Saturday, January 12, 2013

Super Awkward Lunch And The First Day Of Class

So today was the first day of class. We’ll-first afternoon of class for me. I didn’t start class until 2:15-that is 1415. Ship time, gotta love it. However, I did wake up at 8:30. Just in time to miss breakfast (0700-0830 everyday). I really have to get some snackage for the times I miss breakfast. The group I’m planning to travel with in Hawaii is actually writing that into our schedules-trip to Walmart. In addition to a trip to the volcanoes and this really good BBQ place Keani referred us to (the Hawaiian girl).

                Erika, my roommate, and I just chilled for the first 2 hours-writing in our journals, updating blogs, sending emails, reading, etc. She’s super chill. She’s from Philly and goes to school at Michigan.

                I then met up at lunch with Abby and then we went to relax on the 6th deck. We originally had planned on getting some studying done since she was already assigned a lot of homework and I know I have a lot of reading coming up; however, our efforts were in vain. All we could talk about was how lucky we were and how beautiful the ocean was. We are currently planning times to force ourselves to study though I don’t know how well it is going to work. Luckily, as long as I pass the classes, they don’t count on my GPA.

                Today I had my WWII class and my Sino-American Relations class.

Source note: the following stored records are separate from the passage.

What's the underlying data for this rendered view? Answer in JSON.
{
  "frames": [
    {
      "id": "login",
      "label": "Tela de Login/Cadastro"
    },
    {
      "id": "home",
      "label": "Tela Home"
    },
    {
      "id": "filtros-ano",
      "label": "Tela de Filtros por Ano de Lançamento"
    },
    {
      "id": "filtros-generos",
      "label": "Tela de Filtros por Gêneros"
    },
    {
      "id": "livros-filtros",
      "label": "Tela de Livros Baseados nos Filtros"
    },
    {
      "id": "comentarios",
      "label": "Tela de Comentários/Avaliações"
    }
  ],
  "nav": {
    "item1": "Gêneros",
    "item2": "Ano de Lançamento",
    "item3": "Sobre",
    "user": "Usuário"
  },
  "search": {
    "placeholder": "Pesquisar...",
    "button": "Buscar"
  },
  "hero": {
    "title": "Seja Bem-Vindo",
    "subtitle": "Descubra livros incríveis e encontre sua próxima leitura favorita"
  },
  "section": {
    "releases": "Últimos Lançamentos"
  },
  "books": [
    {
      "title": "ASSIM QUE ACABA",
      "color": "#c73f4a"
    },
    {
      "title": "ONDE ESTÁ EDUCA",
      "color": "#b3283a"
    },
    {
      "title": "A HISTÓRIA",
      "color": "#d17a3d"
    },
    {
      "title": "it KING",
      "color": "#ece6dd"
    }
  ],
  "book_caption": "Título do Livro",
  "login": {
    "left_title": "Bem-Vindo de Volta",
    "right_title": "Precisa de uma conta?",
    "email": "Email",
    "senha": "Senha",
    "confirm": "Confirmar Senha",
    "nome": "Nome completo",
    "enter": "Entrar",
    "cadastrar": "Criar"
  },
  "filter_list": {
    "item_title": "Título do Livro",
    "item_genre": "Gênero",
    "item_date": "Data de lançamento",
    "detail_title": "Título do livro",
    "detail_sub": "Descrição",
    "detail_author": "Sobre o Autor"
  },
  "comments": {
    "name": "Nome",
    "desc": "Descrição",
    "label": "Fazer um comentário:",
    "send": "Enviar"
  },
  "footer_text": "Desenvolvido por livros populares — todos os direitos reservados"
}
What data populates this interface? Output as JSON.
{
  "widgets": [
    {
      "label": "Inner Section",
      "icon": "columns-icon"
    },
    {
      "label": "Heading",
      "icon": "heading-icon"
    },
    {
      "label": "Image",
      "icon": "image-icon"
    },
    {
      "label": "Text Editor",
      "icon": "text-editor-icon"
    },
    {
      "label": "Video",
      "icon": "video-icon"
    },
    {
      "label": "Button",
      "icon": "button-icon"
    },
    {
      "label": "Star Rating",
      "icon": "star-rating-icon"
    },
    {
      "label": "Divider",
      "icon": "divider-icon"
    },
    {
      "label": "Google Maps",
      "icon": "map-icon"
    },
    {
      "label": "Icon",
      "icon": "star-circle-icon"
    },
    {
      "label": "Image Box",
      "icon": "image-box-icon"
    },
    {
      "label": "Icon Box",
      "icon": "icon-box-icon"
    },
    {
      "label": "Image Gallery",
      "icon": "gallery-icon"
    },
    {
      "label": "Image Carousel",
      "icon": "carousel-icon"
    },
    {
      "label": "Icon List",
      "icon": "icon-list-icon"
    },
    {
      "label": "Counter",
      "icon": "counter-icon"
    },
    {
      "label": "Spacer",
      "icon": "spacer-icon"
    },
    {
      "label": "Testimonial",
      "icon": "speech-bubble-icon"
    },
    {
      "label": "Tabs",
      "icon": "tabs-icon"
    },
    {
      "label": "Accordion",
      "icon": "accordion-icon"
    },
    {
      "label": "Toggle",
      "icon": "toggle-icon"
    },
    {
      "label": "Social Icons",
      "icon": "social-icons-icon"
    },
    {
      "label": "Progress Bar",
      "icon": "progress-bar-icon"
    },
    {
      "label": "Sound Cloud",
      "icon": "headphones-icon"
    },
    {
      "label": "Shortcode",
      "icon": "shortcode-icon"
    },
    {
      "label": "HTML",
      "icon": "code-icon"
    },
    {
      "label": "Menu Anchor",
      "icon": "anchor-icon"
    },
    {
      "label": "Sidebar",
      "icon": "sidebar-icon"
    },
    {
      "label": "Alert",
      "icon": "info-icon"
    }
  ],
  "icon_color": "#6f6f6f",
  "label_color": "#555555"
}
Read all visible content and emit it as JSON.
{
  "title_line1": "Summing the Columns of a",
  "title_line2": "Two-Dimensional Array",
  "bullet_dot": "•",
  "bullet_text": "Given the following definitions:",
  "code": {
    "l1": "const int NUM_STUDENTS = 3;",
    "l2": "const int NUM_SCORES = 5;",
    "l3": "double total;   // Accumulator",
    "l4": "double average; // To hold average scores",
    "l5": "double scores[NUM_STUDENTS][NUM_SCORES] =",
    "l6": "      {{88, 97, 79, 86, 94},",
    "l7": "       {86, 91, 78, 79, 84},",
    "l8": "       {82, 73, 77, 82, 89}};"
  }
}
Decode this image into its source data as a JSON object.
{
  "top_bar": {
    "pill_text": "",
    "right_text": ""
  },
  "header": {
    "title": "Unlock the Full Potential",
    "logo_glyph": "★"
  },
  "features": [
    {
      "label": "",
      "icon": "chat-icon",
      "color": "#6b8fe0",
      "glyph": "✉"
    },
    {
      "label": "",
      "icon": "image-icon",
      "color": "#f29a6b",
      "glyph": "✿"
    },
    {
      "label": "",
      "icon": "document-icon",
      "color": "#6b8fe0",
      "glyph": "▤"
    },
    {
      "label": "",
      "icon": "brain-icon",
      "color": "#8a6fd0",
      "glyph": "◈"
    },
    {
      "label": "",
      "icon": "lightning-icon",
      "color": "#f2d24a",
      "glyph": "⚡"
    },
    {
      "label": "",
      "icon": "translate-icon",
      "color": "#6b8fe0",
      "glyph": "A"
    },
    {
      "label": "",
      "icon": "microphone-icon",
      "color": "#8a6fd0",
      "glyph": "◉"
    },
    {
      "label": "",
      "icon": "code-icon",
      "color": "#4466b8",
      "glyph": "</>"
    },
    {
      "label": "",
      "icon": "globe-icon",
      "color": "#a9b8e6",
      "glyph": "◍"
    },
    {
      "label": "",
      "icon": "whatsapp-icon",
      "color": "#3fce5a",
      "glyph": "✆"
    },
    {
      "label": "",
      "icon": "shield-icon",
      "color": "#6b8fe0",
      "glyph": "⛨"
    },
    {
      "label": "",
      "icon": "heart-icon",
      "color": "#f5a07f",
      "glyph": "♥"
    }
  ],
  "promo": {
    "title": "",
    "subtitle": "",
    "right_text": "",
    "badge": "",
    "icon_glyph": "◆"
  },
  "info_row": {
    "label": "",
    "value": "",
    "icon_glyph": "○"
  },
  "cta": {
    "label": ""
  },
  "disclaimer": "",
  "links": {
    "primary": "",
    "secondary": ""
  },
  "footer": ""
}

I was worried about all the readings assigned for my WWII class, but the professor told us to just skim them and assigned a group of 3 each class day to summarize and critique the readings of the previous nights’ reading. All of the tests are going to be essays/discussions so it should be pretty easy, fun, and interesting. What is going to be REALLY interesting is my Sino-Americans Relations class considering I’m 1 of 3 out of probably 25 students that doesn’t speak Chinese. At least 15 of those are Chinese themselves and almost all of them have Chinese of Asian Studies as a major. To my credit, I was the only one who spoke Spanish outside of the guy from Peru (1 of the others who didn’t speak Chinese). The last girl who didn’t speak it has a French minor so all-in-all, we’re a pretty diverse bunch.

                There wasn’t much after that except for dinner, a seminar on the ocean, and training for working at the library.

It’s nice to start to settle into a routine and it feels like I’ve been here for longer than 3 days. I’m pleasantly surprised at how many people I recognize and know by name and how I already have some jokes with a couple of them.

“Roll tide” dude-name is Phil, in my WWII class. I’ll give him crap later about saying RTR to me, even though he’s from CU (Colorado University at Boulder- a good 10% of the students here are from there, with another 10% being from University of Virginia, another 10% being from Chapman University, and the other 70% being from everywhere else). Wow, major ramble….

Oh! Something funny/ super awkward from today! When Abby (who is exactly 1 month older than me we discovered) and I were sitting at lunch,  these other 2 people came up and sat with us. One of them was an Unreasonable Scholar (a new SAS program that I don’t really know what it’s about) invited us to a volunteer meeting and we didn’t really have anything else to do so we agreed. When we got there, it was just a couple of people around a table in one of the classrooms/sections of the dining hall. Apparently, it was just a meeting for the Unreasonable at Sea director (an Aussie) and some people she had hand-selected from the sign-up sheet the night before. Which the girl who invited us apparently didn’t know, considering she wasn’t even supposed to be there herself. We think the other guy (a German guy, I sat beside a British guy in my WWII class, too) had mentioned he was going to her and she thought she should go and that it was an open meeting so she invited us. SUPER awkward. Even more so when the lady started asking us about our passions and what we could do for her that would involve them. Something along those lines, we’re not really sure. I don’t know what happened at all in the meeting and now we’re avoiding the German guy which is super hard on a small ship.

The ship seems so small when you’re trying to avoid somebody, yet so big when you’re trying to find somebody, go figure.